体験消費時代のマーケティングヒント

みなさんこんにちは。和田康彦です。
突然ですが、「ドメイン経営」って聞いたことがありますか。
▪ドメインとは
ドメインとは、経営層がステークホルダーに対して「企業が持続的な成長を可能とする自社特有の事業活動の領域」を規定したものです。
企業は持続的な成長を実現していくうえで、外部環境の変化や自社の競争優位を的確に捉え、現在および将来において自社が行うべき事業領域を選択し、企業独自のドメインを定義することが重要です。
ドメインは、単に既存事業の領域を規定するものではなく、企業の成長の方向性を示唆するものが含まれていることが求められます。
ドメインを定義する考え方として、1980年にD・F・エイベルは、顧客層(市場)、顧客機能、技術の3つの次元で事業を定義することを提唱しました。顧客層(市場)は企業が価値を提供する対象、顧客機能は企業が提供する価値で満たすべき顧客のニーズ、技術は企業が価値を提供する手段を表します。
つまり、企業は対象とする顧客ニーズを満たすための提供価値(事業領域)を明確にし、その事業領域(ドメイン)で圧倒的な存在になるため、コア(中核)となる技術やノウハウを貪欲に追求することが重要なのです。
今世界は様々な社会課題を抱えており、人々の要求も日々進化、複雑化しています。このような先行きが不透明な時代こそ、あらゆる会社が自社のドメインを明確にし、専門性を極めることで顧客幸福を実現する経営が求められています。
▪成長企業のドメインをヒントにしよう
あなたの会社も今後の更なる成長を目指して、自社のドメインを見直して見てはいかがでしょうか。
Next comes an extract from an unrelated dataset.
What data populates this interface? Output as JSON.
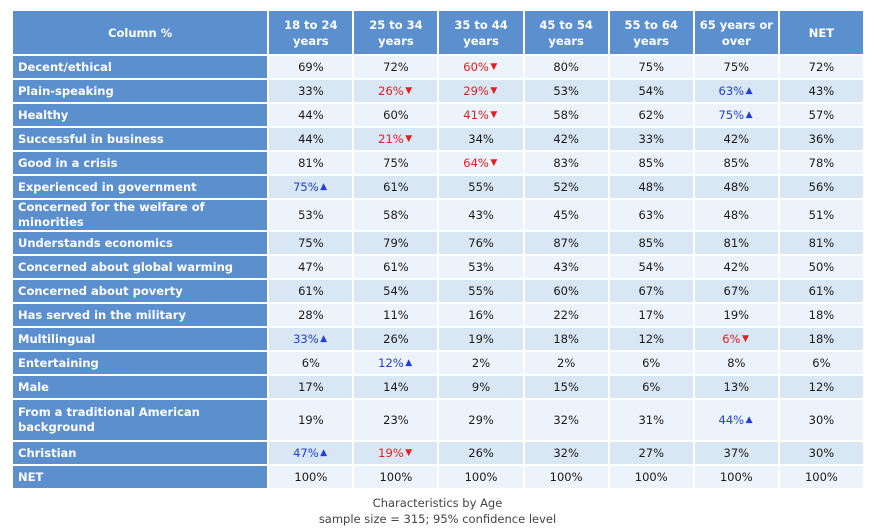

そのためには、成功している企業のドメインからヒントを探ることがおすすめです。
例えば米アップルのティム・クックCEOは、「人類へのアップル最大の貢献はヘルスケア」と訴えています。
2015年発売の腕時計型端末は心電図や血中酸素、睡眠などを見張り、問題があれば警告する端末に進化させています。
また昨年更新したスマートフォン用の基本ソフト(OS)には、個人データの追跡に本人の同意を求める機能を盛り込みました。プライバシー保護はデジタル時代の安心に欠かせないという考え方がベースにあります。
さらに噂どおりEVに参入するとしたら、安全で快適な移動手段としてアピールするのではないでしょうか。
このように見ていくと、アップルからは「健康・安心」というドメインが浮かび上がってきます。
つまりアップルは単なるIT企業を目指しているのではなく、「人々の健康や安心を提供する」という顧客中心の考え方がしっかりと築かれていることが分かります。
動画配信サイトのネットフリックスのドメインは動画エンターテインメント。視聴者の好みに合ったコンテンツ配信などのため、データ科学を駆使する手法は有名ですが、それだけではありません。
オリジナル作品を安定的に制作しようと、各国でスタジオを確保し、撮影網を広げています。日本では昨年4月、アニメ制作会社とともにアニメーターの育成にも乗り出しました。
また、コミュニケーションがドメインのメタ(旧フェイスブック)は、現実空間にデジタル映像を重ねて表示する拡張現実(AR)を次世代のコンピューター基盤と位置づけています。
そこで主役になるには創業時から得意としてきたソフト開発だけでは足りません。AR眼鏡のような端末を生み出さなければならず、違和感なく人とコンピューターがつながれるよう神経科学などの研究にも力を注ぐ必要があります。そのため、社名までも「メタ」の変更したのです。
電気自動車で躍進するテスラは地球環境を守るというドメインを深掘りしています。電気自動車(EV)にとどまらず、巨大な電池工場「ギガファクトリー」を建設・運営して、持続可能なエネルギー社会への移行に向けアクセルを踏み込み始めています。
このように見ていくと、アップルもネットフリックスもメタもテスラも、社会課題を解決し、人々が豊かで幸福に暮らせることの実現を事業ドメインにおいていることがわかります。
あなたの会社がこだわる専門性は何ですか。それを磨き、生かす手立ては十分ですか。ドメインを明確にして経営することは、あなたの会社の経営資源を最大限に生かすことにつながります。